Le 29 mars 2024, hier, un jour saint, le vendredi, je me suis rendu à Dar Khelifa au quartier Maarif à Casablanca pour légaliser ma signature pour des documents administratifs, j’ai assisté à une mini-révolution. L’esprit protestataire des jeunes du Mouvement du 20février n’est pas mort.
Au lieu de faire la queue et le désordre devant les guichets, L’Etat avait investi dans des machines électriques imprimant des numéros en série pour les usagers de l’administration et affichant en même temps le numéro du prochain usager qui va être servi. Ceci permet de rationnaliser la gestion des affaires administratives des citoyens, de limiter la corruption diffuse et d’éviter les éventuels conflits entre usagers. Le jeune agent de sécurité, avec la complicité de certains fonctionnaires, se substitue à la machine en distribuant des numéros qu’il a lui-même fabriqués. Il les a écrits à la main avec un stylo à bille bleu, en prétextant que la machine est en panne. Une trentaine d’usagers, assis et debout, attendent tranquillement chacun son tour.

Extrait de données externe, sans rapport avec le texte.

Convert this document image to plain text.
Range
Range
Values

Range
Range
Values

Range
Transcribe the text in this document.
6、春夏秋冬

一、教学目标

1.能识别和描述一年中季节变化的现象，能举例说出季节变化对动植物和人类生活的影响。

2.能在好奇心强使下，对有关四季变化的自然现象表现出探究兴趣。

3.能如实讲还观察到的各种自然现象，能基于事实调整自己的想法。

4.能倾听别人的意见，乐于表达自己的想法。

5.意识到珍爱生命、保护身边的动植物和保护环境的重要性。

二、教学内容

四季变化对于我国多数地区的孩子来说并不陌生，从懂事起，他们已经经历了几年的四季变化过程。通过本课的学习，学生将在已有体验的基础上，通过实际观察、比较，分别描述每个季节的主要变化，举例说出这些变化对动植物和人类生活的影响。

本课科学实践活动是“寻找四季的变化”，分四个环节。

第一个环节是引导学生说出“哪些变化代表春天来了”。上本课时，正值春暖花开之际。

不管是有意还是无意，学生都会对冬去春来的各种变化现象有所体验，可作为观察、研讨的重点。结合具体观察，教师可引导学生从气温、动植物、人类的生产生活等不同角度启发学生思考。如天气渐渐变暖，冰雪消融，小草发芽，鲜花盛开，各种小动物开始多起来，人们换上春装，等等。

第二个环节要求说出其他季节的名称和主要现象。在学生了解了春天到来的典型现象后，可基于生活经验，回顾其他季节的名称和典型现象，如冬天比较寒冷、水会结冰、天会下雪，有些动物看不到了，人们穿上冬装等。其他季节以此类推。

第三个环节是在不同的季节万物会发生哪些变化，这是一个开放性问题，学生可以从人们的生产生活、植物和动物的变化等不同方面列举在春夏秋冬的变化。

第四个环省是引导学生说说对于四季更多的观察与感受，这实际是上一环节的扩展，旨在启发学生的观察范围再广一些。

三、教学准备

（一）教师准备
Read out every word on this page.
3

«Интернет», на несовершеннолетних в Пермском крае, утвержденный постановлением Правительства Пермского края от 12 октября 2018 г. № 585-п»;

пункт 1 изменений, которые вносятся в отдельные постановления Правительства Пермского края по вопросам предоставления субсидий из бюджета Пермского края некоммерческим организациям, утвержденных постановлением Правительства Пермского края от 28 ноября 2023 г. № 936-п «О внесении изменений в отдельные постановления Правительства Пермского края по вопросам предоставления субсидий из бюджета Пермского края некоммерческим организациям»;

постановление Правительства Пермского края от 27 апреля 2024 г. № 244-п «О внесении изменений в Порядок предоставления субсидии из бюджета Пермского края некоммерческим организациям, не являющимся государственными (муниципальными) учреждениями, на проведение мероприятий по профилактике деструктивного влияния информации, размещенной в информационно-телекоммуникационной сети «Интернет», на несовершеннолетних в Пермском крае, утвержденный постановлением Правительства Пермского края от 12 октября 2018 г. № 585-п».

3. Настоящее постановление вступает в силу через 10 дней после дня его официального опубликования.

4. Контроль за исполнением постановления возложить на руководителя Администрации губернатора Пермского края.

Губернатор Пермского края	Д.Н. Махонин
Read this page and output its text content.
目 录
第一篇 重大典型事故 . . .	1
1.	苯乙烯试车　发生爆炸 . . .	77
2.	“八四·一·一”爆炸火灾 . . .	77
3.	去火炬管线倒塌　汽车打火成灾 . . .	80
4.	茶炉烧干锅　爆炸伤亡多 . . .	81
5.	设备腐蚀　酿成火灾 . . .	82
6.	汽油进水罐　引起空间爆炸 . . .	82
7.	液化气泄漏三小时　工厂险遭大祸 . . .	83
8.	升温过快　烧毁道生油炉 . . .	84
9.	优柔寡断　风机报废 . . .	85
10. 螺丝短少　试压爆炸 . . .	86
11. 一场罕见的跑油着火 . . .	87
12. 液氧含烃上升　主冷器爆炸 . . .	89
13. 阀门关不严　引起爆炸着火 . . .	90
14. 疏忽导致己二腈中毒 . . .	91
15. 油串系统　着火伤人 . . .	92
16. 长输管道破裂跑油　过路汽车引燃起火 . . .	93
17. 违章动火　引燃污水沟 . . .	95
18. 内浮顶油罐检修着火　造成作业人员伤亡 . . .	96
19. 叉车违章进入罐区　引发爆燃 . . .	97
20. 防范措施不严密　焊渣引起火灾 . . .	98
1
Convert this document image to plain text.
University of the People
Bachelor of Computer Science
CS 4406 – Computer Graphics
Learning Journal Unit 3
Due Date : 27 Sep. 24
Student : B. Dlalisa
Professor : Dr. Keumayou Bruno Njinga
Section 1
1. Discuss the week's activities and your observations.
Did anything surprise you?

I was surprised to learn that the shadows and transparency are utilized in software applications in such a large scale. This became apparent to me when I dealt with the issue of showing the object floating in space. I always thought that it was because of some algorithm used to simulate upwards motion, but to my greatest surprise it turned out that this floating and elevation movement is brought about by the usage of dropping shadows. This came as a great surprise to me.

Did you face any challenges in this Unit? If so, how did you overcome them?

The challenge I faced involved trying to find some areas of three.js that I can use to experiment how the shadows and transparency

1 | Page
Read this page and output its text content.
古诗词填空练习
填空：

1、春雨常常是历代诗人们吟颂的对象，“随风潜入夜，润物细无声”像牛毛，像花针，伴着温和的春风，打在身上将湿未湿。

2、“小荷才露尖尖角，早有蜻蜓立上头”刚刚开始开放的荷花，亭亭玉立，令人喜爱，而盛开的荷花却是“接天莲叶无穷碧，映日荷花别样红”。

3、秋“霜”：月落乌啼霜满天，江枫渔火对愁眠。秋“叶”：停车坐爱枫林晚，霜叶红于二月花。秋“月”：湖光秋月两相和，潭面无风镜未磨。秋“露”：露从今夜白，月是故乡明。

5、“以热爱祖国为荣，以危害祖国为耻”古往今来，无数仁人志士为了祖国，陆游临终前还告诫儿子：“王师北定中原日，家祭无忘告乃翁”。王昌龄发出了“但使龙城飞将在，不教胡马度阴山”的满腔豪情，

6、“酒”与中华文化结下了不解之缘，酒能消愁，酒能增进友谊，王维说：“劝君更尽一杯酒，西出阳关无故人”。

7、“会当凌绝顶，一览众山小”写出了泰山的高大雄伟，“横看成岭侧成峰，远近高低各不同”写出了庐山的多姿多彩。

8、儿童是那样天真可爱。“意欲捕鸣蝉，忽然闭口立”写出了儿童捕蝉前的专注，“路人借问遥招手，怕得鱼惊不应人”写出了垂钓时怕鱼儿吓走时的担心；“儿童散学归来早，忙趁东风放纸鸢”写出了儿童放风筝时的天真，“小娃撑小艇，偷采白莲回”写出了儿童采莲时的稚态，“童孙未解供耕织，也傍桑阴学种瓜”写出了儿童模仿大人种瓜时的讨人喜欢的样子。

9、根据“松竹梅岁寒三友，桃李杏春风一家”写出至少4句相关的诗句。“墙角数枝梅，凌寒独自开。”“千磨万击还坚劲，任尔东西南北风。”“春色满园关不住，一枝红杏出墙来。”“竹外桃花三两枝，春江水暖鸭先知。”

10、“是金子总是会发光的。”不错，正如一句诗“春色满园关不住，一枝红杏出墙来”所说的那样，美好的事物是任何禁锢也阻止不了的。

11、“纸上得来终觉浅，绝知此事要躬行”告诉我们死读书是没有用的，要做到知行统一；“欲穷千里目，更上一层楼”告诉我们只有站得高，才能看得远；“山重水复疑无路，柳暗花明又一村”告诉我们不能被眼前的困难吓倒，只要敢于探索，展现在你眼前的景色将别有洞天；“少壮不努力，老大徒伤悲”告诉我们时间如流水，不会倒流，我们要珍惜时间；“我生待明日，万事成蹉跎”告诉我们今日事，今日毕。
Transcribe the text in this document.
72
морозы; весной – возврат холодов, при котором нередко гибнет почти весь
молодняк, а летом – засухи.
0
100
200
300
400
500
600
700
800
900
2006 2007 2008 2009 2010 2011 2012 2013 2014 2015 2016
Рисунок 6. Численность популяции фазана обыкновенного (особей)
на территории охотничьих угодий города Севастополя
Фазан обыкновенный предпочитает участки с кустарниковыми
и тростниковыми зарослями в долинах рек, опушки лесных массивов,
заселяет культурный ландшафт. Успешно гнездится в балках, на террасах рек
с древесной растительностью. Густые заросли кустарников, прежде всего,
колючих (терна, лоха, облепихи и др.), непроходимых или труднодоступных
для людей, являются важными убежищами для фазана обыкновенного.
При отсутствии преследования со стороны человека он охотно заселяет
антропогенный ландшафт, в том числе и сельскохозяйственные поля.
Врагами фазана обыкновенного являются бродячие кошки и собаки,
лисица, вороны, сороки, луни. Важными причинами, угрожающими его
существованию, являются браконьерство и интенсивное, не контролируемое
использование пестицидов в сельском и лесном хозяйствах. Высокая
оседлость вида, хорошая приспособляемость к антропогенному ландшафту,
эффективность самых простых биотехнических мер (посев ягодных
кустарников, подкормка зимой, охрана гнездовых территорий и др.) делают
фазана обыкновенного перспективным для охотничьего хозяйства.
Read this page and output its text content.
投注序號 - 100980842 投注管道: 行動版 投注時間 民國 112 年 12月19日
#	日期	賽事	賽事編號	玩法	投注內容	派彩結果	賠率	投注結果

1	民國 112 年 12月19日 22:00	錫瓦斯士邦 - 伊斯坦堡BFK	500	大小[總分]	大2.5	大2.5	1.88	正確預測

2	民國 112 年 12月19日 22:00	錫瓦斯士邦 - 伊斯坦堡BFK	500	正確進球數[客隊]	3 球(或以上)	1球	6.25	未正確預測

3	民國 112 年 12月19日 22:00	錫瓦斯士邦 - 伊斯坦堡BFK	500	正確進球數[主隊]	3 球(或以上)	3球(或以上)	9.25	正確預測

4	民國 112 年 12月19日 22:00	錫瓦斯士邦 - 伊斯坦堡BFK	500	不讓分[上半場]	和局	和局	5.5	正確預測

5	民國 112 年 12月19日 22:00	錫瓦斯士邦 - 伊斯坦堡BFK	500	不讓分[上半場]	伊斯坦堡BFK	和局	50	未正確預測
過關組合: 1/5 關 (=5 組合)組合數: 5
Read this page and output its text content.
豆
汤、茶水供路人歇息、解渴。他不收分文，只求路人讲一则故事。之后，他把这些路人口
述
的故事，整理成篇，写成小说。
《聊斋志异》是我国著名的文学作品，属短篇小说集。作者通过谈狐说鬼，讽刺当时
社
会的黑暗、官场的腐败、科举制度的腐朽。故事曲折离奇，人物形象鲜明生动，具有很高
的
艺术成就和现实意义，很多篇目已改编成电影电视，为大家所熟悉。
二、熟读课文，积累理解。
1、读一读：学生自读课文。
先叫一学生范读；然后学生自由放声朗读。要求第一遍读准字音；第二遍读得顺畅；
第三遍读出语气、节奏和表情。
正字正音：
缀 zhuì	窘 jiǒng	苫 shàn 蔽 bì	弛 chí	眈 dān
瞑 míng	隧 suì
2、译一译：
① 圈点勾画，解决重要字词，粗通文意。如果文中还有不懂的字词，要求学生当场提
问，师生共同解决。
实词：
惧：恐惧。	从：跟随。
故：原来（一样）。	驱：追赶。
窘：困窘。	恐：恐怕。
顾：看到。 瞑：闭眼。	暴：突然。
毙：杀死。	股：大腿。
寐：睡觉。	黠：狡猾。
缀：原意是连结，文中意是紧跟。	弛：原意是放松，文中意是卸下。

Je me dirige vers la machine pour prendre mon numéro de queue. L’agent de sécurité est venu me voir pour me donner un petit bout de papier, sans aucune forme, déchiré à la main, où il a écrit le numéro 189. Alors que le prochain usager servi est le numéro 82. J’ai spontanément réagi en lui disant qu’il n’y a pas 100 personnes dans cette salle. D’une manière relaxe, il me répond : « il y a deux guichets, ça passe vite ». Deux heures après, les deux queues bougent timidement. Un jeune me dit qu’un monsieur « est venu après moi et il a un numéro de queue avant moi ». Le doute commence à s’emparer de la salle. En levant la voix, des jeunes filles et garçons exigent l’utilisation de la machine. Chemin faisant, on découvre des numéros de queue en double. Les usagers ont senti le coup fourré.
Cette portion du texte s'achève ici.